Should I use UUIDs for resources in my public API?

I'm building a SaaS application and want to expose IDs for resources which are not tied to my current data storage implementation (Postgres auto-increment IDs). These Stack Overflow posts (one two) suggest that creating locally unique IDs is hard and that I might as well use UUIDs, which are of course easily and safely generated in pretty much any language.

I'm happy with this approach, but I wonder why I can't find any APIs from big SaaS/hosted players which do the same? For example:

  • Shopify: 9 digit numbers
  • Twilio: 34 character strings
  • Twitter: 20+ digit numbers
  • AMEE: 12 character A-Z0-9

So basically nobody seems to use UUIDs. Is there a reason for this - not-invented-here, cleverer internal ID algorithms or something else? And in my case, in the absence of any internal algorithm, does it make most sense to go with UUIDs?


Solution 1:

It's possible that those other vendors you listed have their own ID or hashing scheme to allow them to expose a smaller number while using something more akin to a UUID internally. But in the end, the question must be asked: as long as your URIs are intended to be consumed by code (API clients) rather than humans, why would it matter?

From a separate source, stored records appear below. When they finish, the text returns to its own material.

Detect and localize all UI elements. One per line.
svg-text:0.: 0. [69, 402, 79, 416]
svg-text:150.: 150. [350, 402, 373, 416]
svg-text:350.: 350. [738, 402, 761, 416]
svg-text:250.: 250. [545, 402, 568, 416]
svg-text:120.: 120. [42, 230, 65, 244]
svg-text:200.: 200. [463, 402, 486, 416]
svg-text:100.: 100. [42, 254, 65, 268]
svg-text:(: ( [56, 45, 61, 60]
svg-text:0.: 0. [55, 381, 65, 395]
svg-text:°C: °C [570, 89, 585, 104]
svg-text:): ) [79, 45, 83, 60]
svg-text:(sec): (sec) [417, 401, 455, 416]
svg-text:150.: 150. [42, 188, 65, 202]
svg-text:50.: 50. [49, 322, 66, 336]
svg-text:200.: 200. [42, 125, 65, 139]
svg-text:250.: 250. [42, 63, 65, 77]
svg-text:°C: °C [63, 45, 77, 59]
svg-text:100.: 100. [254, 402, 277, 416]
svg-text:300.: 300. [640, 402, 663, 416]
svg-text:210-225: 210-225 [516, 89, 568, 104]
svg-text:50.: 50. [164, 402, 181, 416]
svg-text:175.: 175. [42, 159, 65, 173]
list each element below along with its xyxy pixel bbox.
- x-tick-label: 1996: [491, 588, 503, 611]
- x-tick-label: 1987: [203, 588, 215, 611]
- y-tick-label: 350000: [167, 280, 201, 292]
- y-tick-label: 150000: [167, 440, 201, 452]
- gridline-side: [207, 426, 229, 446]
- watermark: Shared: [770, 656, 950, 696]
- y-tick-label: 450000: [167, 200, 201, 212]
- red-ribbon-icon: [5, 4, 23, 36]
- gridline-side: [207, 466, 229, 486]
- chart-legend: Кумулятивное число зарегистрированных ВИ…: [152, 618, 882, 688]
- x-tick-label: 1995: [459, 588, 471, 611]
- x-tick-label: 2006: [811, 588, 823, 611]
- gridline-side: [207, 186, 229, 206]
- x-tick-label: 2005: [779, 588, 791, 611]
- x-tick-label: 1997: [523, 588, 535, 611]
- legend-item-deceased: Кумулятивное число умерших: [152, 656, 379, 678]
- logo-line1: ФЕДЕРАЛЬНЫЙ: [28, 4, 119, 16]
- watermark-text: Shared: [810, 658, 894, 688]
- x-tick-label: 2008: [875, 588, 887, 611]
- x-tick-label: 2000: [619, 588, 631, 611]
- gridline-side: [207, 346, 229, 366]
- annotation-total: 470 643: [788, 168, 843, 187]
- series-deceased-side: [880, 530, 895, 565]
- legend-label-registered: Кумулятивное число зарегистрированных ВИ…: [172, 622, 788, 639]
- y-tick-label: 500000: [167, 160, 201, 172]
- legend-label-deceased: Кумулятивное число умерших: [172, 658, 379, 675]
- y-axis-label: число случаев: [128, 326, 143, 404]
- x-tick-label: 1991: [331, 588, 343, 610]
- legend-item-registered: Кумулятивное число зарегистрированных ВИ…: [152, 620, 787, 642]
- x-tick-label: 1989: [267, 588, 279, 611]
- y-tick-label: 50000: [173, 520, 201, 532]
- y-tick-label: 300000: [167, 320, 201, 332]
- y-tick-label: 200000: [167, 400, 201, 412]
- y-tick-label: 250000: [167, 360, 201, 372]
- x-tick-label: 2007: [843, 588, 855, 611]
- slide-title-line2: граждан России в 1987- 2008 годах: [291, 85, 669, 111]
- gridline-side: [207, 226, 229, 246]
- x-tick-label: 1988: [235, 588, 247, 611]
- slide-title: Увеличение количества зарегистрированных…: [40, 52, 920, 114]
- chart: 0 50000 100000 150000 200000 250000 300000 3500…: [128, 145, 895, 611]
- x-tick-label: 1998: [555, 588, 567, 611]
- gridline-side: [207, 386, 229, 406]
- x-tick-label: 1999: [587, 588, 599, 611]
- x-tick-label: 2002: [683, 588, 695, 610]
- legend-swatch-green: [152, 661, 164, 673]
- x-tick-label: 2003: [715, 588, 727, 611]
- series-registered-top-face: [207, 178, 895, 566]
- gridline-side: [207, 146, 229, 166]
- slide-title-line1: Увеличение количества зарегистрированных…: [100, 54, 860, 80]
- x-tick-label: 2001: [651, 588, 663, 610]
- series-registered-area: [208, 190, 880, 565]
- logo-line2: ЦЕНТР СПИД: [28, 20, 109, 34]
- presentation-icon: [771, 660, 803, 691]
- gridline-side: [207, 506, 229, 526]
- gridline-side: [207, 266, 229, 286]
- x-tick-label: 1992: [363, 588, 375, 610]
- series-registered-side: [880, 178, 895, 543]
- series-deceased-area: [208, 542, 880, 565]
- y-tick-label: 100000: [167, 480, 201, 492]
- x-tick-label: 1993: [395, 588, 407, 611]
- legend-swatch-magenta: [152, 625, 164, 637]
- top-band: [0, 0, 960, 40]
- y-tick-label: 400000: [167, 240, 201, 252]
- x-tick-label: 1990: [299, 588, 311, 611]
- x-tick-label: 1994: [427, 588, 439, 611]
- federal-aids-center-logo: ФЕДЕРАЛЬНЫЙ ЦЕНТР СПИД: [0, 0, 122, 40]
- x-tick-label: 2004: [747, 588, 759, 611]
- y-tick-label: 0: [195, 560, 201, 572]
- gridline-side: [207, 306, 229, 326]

Don't get too freaked out by what those vendors have done. There's no guarantee that (a) they are doing the "right" thing and (b) that their needs are the same as yours.

Go ahead and use UUIDs.

Solution 2:

I think you might consider the four main options here:

  1. use the UUID as your database Primary Keys, but it could be more computationally expensive than using Long

  2. create an UUID to Long mapping layer, this way you can publish your REST resources, but maintain a clean database structure using Long PK

  3. create an Alternate Key column in your database tables in order to hold de UUID values.

  4. instead of using UUID you could have cryptographic IDs, generated on the fly using a custom seed for each customer and original PK. This approach imposes more execution overhead but could be interesting in some scenarios. The customer would have to use always encrypted data, since they will never have access to the seed or algorithm.